樹洞中人就如當日的左手初見3734號,反反覆複,神神叨叨,說了許多話,3734號越聽越是霧水一頭,越聽越是驚懼莫名。他驚懼的是,此人所說的話實在太過匪夷所思,驚世駭俗,他一頭霧水的是,此人說下一句話時,他便把前一句給忘記了。他明白自己決不渾噩,異常清醒,就是半點也記不得此人曾經說過什麽。
“小子,你小小年紀如何惹了如此厲害的對頭,身上竟有法印與道胎。”樹洞中人突然講了一句令3734號驚心動魄的話,最擔心的事情終於發生,令他口乾舌燥,渾身無力。

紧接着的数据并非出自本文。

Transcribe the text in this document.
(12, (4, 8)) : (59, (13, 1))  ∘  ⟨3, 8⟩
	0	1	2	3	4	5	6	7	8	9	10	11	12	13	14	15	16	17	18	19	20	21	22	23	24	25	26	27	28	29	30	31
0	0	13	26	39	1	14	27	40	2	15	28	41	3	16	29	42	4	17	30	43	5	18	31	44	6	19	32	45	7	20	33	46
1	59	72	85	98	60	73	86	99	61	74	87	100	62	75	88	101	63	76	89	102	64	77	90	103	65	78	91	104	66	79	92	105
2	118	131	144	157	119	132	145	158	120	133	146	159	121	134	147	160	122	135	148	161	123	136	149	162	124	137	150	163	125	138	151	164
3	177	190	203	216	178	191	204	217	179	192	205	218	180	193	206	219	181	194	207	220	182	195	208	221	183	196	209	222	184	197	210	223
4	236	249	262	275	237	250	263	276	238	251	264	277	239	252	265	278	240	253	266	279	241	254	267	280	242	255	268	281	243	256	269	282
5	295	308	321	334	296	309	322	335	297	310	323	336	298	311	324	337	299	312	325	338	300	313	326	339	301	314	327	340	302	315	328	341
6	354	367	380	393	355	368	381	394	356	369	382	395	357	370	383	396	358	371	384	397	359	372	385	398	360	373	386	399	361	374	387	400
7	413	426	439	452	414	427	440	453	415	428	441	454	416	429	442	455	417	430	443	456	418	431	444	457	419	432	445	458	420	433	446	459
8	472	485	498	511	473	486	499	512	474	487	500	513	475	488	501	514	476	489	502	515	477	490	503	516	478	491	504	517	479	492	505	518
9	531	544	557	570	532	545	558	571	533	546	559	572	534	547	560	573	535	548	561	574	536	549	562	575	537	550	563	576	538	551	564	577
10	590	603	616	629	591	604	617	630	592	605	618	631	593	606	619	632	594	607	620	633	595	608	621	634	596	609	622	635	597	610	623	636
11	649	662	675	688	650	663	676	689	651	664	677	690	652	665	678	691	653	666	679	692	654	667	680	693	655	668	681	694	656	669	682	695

“呵呵,勿須害怕!老夫不是天元子,好於棋盤之間洞察天機,你之過往來去老夫看不透,也沒有興趣知道。”樹洞中人不待3734號回答,自顧自地接著說道,“邪帝霍缺的外丹之道雖非正途,卻也是沒有辦法中的辦法,假天之道另辟蹊徑,可謂驚才豔絕……若非遇到了梵靜齋,歷史必會改寫, 可惜終不容於世……道本自然,世人唯心,難免有失偏頗……”
心靈之術最耗神思,樹洞中人滔滔不絕,渾若閑時夜話,但對於3734號這個聽眾來講,不異於一場惡鬥,明知此人所說驚天動地,猶關生死,無奈一句也記不住。最後,3734號實在是神疲思倦,抵抗不住,伏在樹根上昏睡過去。
那人沒了聽眾,抬頭看向天空,目光如電,透過一樹繁花,裂開漫天陰霾,投向高曠蒼穹,似要射落北鬥。
翹首北望,一夜寂寥,直至月落星沉,北鬥暗淡,那人方始收回眸光,低頭看向依舊昏睡不醒的3734號。
“混沌初開,道果五德……可惜了,生不逢時,只能為他人做嫁衣。”樹洞中人似有感慨,低聲自語,“花開三千歲,不見故人來。一生隨性,無我無敵,豈知天地可老,一絲執念終不能斷。”
“勿論你如此到得此間,皆是因果,若能一遂吾願,亦是你的一場造化。”樹洞中人輕聲低語,隨手一招,一朵桃花自樹上飄落下來,落入他的掌中,含珠帶露,氣韻萬千。
那人指捏奇印,指尖霞光乍現,宛若晨曦,那朵含苞欲放的桃花霎時光解,粉紅色的花氣流轉,在掌心構成一個灼亮如烙鐵的篆字。那人一聲輕叱,掌翻奔雷,將篆字按入3734號的天靈之中。巍峨如山的桃樹隨聲震動,落英揚揚灑灑,如雪如霏,樹乾之上,那個方大的“臨”字乍發奇光,光照桃林,須臾暗淡,不再豔紅奪目。